Puisant dans un catalogue dont la richesse semble assez imbattable en ce qui concerne Massenet, la firme Malibran propose un double florilège, les dames d’un côté, les messieurs de l’autre (avec, chez les premières, une incursion de Robert Massard en Athanaël, et chez les seconds, Renée Doria qui donne la réplique aux ténors dans Manon et Sapho). Enregistrements historiques, bien entendu, mais à des degrés divers, tant par l’âge que par la qualité ; en l’absence de toute indication de date sur la pochette des disques, tâchons d’y voir un peu plus clair.

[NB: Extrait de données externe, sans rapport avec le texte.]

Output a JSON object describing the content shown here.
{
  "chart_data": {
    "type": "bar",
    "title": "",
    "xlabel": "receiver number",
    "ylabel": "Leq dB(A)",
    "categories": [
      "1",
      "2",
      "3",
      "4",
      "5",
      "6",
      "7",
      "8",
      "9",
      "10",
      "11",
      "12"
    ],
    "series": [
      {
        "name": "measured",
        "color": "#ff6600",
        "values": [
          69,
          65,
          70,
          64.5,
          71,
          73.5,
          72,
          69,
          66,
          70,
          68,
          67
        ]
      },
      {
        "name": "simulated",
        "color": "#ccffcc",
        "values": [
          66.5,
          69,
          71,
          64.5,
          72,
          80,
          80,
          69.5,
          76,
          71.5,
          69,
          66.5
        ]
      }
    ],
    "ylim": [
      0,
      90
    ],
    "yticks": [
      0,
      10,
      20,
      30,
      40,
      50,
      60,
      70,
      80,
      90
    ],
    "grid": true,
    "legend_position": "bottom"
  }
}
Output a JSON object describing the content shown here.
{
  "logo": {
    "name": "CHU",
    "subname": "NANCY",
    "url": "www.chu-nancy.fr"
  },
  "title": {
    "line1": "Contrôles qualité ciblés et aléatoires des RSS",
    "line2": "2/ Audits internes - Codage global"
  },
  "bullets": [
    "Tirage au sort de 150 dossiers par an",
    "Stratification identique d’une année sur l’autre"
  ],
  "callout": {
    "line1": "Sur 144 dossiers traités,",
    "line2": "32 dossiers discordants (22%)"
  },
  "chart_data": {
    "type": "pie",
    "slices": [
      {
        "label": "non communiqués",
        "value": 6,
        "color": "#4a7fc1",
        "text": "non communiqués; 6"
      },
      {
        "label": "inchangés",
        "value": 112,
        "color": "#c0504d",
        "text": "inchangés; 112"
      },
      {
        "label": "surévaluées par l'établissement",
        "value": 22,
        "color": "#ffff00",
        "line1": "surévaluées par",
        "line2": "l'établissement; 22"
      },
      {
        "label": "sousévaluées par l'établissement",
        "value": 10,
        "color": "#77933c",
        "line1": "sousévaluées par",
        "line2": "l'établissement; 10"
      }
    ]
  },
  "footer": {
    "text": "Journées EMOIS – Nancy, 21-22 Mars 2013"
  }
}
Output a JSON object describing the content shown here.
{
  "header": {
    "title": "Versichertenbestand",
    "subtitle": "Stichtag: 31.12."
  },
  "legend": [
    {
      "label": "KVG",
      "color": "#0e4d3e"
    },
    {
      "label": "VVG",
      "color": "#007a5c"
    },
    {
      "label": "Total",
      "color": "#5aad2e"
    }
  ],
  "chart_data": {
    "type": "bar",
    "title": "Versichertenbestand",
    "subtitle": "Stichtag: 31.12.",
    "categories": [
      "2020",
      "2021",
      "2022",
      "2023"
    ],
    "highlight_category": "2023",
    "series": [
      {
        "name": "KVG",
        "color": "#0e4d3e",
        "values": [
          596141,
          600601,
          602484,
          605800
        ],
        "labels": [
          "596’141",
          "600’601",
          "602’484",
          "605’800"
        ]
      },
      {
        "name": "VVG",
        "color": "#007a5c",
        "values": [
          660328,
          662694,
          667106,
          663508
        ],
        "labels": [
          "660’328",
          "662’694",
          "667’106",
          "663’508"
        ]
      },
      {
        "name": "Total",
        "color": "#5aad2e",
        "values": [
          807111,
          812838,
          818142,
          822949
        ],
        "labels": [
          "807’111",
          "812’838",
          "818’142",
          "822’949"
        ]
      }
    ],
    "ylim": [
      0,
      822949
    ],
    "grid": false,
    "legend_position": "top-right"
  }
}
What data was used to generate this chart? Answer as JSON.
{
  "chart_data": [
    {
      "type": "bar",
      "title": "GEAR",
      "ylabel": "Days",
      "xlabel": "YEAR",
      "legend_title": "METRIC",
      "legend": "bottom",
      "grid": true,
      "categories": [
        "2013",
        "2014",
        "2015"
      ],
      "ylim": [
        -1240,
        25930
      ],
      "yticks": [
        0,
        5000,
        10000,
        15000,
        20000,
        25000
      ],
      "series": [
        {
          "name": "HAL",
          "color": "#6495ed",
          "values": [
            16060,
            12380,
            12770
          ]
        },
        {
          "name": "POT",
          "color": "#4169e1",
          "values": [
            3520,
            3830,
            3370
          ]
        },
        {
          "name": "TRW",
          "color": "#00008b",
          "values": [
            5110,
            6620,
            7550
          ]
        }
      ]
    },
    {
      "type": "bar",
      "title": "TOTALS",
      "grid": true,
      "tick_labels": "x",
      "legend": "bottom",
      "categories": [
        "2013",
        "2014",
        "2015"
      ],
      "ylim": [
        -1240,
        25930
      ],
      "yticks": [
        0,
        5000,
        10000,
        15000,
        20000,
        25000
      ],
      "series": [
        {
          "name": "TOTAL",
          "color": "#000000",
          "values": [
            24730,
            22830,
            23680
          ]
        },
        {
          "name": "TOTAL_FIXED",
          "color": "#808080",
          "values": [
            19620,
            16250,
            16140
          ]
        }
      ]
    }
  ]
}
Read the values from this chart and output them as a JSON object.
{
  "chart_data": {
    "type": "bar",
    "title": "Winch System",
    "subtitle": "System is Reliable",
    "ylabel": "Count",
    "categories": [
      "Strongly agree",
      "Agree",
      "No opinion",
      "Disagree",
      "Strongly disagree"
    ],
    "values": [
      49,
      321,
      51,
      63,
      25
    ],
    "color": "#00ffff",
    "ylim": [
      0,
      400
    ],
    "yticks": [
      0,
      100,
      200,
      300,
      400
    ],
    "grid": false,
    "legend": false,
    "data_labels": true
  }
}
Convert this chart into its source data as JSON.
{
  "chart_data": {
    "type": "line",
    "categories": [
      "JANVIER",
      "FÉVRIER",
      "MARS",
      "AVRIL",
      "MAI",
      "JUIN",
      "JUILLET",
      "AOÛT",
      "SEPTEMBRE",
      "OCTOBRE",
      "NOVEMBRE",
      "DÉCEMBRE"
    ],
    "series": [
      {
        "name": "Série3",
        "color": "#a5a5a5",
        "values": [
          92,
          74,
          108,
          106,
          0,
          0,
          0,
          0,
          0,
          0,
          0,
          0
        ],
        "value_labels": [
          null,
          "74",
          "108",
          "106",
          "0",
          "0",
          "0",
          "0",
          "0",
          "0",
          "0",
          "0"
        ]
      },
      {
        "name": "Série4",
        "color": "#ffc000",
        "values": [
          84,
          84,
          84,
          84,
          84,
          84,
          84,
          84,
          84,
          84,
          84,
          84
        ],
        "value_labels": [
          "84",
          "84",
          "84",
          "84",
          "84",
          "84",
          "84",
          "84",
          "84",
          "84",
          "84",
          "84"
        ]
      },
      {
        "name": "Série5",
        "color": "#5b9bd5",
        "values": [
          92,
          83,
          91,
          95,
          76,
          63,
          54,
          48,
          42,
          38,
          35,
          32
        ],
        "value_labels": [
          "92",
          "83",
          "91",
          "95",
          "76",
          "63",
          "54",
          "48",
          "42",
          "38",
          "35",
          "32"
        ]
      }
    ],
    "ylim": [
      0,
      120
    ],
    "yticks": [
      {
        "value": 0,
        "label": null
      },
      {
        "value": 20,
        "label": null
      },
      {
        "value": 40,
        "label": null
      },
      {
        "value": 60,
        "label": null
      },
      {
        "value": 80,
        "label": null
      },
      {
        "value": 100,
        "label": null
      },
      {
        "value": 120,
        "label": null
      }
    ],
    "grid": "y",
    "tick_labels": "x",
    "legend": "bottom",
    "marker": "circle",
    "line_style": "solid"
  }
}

Un premier groupe serait celui des enregistrements dus à des interprètes que le compositeur a lui-même pu entendre. Malibran n’a pas repris parmi ses Héroïnes de Massenet l’air de Sapho gravé en 1920 par Emma Calvé, inspiratrice et créatrice du rôle, ni sa Salomé d’Hérodiade, un de ses personnages fétiches, mais on trouvera ici Mary Garden en Chérubin, rôle dont elle fut la première interprète en 1905 et dont elle enregistra un air l’année même de la création. De la même période, on entend Marguerite Mérentié dans Ariane : elle ne fut pas la créatrice du rôle-titre – le rôle fut écrit pour Lucienne Bréval – mais c’est Mérentié qui, alors qu’elle venait de débuter deux ans auparavant en Chimène, eut l’insigne honneur de graver en 1907 deux airs pour les fameuses « Urnes de l’Opéra ». De cette grande wagnérienne, créatrice de la Bérénice de Magnard, et qui participa à l’enregistrement intégral de Carmen en 1911, on perd complètement la trace après la Première Guerre mondiale. Parmi les hommes, Vanni-Marcoux avait assuré à Paris la création de Don Quichotte : s’il n’a évidemment pas le timbre de Chaliapine, qui avait assuré la première à Monte-Carlo, il dit le texte avec un naturel stupéfiant en cette époque de déclamation souvent ampoulée. Dès 1916, Marcel Journet enregistre un air de Cléopâtre, l’un des opéras posthumes, créé en 1914 à Monte-Carlo. Quand l’œuvre fut donnée pour la première fois en France, en 1919, Charles Friant y était Spakos ; il est ici un vigoureux Jongleur. Léon Campagnola, « le Caruso français », enregistre Hérodiade vers 1911-1913 ; Scaremberg et Escalaïs appartiennent eux aussi à cette époque héroïque.
L’entre-deux-guerres offre des prestations inégales. Maryse Beaujon est une Salomé pleine d’énergie, d’un élan irrésistible, qui projette ses aigus avec une insolence incroyable. On retrouve Georges Thill dans Le Cid, renversant par son aisance dans un air qui met en difficulté tant d’autres ténors. Ninon Vallin apparaît bien meilleure en Manon (touchante « Petite table ») qu’en Salomé. Aux côtés de Paul Cabanel, immense Athanaël, du majestueux Charles Cambon ou de l’admirable Germaine Martinelli, on s’étonne un peu que Madeleine Sibille ait droit à quatre airs : cette mezzo qui chanta souvent en duo avec Vallin et qu’on voit dans le film La Malibran, de Sacha Guitry, aux côtés de Geori Boué, chante avec emphase et son style sonne particulièrement vieilli.
Avec une génération un peu plus proche de nous, on retrouve ce qui fut peut-être le dernier âge d’or du chant français : Ernest Blanc, magnifique Hérode, Alain Vanzo, excellent Des Grieux, Jacqueline Brumaire, Thaïs d’une grande distinction, ou Renée Doria qu’on aimerait entendre dans tout ce rôle (Malibran en promet la réédition pour le centenaire Massenet). Et c’est à plus de 60 ans que cette même Renée Doria enregistra une extraordinaire version de Sapho récemment rééditée (voir compte rendu), avec pour partenaire le trop éphémère ténor Ginès Sirera ; contrairement à ce qu’indique le livret d’accompagnement, son air ne s’appelle pas « Viens, mamie », mais « Viens, m’ami ». En matière de chants massenétien, les gloires du passé en ont sans doute plus à nous apprendre que celles d’aujourd’hui.